Still, two House Democrats see Comey's firing as a catalyzing moment for the movement towards impeachment.
"We are certainly moving down that path [of impeachment]," said Gallego. "There is a lot of runway until we get there, but the president is not helping himself by firing the person investigating him. ... We don't have the numbers to do something right now, but when it comes to a point when we feel there is no other recourse, you'd have--I think--we'd have the full support of the Democratic caucus."
Pocan said that if Democrats had an "impeachment clock" like the "doomsday clock" meant to warn of nuclear war, it would have just moved one hour closer to midnight.

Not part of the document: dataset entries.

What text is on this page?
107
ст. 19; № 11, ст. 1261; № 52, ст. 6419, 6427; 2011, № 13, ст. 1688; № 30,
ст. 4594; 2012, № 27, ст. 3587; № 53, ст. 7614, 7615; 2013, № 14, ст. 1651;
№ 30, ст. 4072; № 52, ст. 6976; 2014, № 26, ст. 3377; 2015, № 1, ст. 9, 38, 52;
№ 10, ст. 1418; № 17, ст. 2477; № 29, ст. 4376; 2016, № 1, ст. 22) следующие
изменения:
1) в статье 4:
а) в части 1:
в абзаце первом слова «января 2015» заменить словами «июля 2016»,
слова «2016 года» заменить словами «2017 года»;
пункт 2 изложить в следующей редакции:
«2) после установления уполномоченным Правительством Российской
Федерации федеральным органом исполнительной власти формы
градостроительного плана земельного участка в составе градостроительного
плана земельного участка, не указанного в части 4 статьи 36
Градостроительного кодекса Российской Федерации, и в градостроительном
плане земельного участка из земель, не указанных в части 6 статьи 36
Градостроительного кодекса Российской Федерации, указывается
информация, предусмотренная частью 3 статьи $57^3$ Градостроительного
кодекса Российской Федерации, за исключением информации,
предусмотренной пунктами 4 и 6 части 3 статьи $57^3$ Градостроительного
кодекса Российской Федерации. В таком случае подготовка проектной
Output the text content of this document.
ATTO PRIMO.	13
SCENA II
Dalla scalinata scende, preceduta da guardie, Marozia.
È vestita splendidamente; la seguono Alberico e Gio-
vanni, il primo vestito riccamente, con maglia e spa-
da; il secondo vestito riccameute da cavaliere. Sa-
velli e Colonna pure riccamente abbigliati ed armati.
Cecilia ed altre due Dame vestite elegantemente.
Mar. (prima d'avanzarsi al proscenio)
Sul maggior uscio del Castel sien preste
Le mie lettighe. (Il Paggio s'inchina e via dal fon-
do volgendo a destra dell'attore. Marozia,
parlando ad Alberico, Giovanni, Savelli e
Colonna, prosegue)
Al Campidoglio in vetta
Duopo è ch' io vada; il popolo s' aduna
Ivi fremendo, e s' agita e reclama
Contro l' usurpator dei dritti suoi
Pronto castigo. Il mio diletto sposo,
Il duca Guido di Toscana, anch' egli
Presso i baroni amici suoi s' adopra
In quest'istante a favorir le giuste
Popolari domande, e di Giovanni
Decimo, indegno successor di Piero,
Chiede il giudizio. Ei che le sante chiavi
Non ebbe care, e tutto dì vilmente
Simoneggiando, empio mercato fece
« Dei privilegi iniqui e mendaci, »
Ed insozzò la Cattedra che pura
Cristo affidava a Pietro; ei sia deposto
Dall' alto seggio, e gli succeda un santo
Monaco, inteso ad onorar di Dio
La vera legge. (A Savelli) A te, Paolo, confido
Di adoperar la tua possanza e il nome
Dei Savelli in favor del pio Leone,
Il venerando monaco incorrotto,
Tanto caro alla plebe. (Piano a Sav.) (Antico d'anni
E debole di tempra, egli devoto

As Dreier sees it, "the unfolding scandal over his Russian ties could eventually lead Trump to follow in Nixon's footsteps" and force him to leave office. "If the Democrats win a majority of seats in the House in November of next year (a real possibility), they will have the power to conduct their own investigation of the Trump-Russia connection, obtain Trump's tax returns to uncover his web of business ties, and begin impeachment proceedings."
But calling for impeachment now "is the appropriate response," writes Ted Glick. "We need to punch back."
Glick, who worked on the Nixon impeachment campaign, adds that "it is the call for impeachment, manifested in all of the various ways it can be put forward, that the people's resistance movement needs to begin integrating into all of our other various issue-oriented and political efforts."
"Impeachment is what the country and the world need," he continues. "Up to now, as bad as Trump has been, that hasn't seemed possible. Now, after Comey's firing, it could be, not right away but over time as the pressure builds."
Bonifaz's organization, along with RootsAction, is leading a national campaign for an impeachment investigation at www.impeachdonaldtrumpnow.org.
Launched on Inauguration Day, the petition says "The President is not above the law," and calls on the House Committee on the Judiciary to investigate possible violations of the Foreign and Domestic Emoluments Clauses "and whether the President has--in violation of his constitutional duty to take care that the laws be faithfully executed--prevented, obstructed, or impeded the administration of justice."
And a new petition from the political action committee Democracy for America also says that Comey's firing adds "another powerful reason for [Trump's] impeachment."
"We have no love lost for Comey, but Trump firing him in order to shut down the Russia investigation is another in a long line of impeachable offenses. This has to stop. Congress must act--NOW," the petition states.